I was getting game after game, and pretty soon, I had managed to get a substantial backlog of games that I wanted to play. For super-cheap. Of course, I didn’t really play that many of the games that I got, but at those prices, it was always nice just to shop, download, and install. Between that and my ever-expanding Humble Bundle collections, I now have a nice log of games to play, if I ever have the time. I don’t remember how many games I bought before I realized that I was spending gametime shopping and buying games that I would never play. Probably 30 or so…
In my opinion, the key to gaming as a dad has to do with balance. Yeah, I might not be able to compete in PVP anymore (in any genre—I can’t play enough to get skilled in any FPS, and I don’t have the time to gear-grind in an MMO), but I can tag along with a friend in a co-op game or two. As long as it’s at night, and I don’t yell, “Holy shit! Get the fucker!!!!” through my headset. I mean, I can whisper it, but have you ever whispered the F-word over Xbox Live? Sounds creepy as hell…

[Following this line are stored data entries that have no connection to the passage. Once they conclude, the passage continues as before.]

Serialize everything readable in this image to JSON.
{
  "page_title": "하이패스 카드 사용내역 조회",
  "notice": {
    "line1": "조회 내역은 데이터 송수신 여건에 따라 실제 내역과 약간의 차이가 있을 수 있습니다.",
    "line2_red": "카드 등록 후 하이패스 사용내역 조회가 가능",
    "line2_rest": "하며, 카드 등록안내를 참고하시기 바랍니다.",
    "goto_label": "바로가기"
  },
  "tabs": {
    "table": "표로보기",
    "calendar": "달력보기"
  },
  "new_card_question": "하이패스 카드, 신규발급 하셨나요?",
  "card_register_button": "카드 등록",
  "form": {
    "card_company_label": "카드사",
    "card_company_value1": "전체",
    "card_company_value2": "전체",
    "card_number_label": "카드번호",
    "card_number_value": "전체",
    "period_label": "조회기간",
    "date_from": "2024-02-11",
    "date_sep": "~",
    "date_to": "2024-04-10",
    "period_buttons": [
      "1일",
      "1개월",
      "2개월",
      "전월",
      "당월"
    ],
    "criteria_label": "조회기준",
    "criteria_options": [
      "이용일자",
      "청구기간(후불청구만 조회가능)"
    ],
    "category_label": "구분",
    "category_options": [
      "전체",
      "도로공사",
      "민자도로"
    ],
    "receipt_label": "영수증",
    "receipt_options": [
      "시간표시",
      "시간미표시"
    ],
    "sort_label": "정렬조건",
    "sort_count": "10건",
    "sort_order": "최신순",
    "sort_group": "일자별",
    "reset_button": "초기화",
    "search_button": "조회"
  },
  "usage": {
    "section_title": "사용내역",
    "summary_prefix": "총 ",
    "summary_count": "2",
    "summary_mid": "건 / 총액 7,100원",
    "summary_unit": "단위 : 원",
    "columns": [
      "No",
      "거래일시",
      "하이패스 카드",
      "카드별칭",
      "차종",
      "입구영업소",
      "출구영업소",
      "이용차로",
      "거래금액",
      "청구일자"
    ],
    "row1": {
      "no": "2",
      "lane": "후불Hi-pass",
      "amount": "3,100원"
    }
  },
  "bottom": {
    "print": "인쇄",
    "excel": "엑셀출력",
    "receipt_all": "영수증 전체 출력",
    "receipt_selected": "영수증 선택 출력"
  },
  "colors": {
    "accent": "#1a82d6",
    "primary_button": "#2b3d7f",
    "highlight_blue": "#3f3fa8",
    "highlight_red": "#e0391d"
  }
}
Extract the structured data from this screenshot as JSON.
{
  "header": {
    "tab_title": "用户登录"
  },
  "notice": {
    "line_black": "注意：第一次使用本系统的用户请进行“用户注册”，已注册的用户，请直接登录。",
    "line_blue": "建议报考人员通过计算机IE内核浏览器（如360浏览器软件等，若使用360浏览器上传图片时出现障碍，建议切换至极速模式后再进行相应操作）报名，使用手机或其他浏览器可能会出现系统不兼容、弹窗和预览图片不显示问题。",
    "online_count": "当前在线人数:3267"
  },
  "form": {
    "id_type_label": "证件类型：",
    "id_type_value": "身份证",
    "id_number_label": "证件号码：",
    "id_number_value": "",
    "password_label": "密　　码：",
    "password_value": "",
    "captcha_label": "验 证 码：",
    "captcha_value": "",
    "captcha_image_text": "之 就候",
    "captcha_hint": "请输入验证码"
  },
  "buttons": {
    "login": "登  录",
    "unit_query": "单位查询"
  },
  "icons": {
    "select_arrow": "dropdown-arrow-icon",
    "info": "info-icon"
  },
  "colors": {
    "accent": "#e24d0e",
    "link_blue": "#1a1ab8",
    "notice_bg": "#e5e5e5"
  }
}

In my opinion, it’s important to be a gamer as a dad, though, mostly because in a few years, my son will be getting all of the new games, rushing through his homework so he can join his friends online in some pseudo-augmented reality, 3D, photorealistic shooter or something. Who knows what games will look like in a few years. I need to understand the language, the necessary skills, and the types of rewards that games offer, just so I can help him navigate the virtual world (and suggest better quality games if need be).
Just like teaching a child how to ride a bike or drive a car, we need to know how to game so we can help establish good gaming practices for the next generation. I knew how to drive a car, and I knew how to fear and respect guns because of my family of people who could work on their own cars and hunt for their own food (if needed). I learned their language and was able to understand the rights and responsibilities of vehicular travel and weapon-usage (although, to be fair, I do remember sneaking off, drinking beer, and shooting shotguns as a 17-year-old, so hopefully that doesn’t undercut my entire argument here. Just some full disclosure…).
Somehow though, I’ve learned a thing or two about games, and I should pass that knowledge on to my son. And we all need to be mindful about how we play. Respect, competition, curiosity, and a sense of adventure: these are the habits of people who enjoy games, and they seem like pretty good goals for humans… But children are perceptive little buggers, so if us dad-gamers stray, the little ones will notice.
I just don’t want to have a conversation with him in the nearish future about his gaming habits, only to hear him say, “I learned it from watching you!” before yelling an F-bomb and throwing a controller.
I mean, it would be kind of funny though…
TL;DR: Being a dad changes the ability of being a gamer.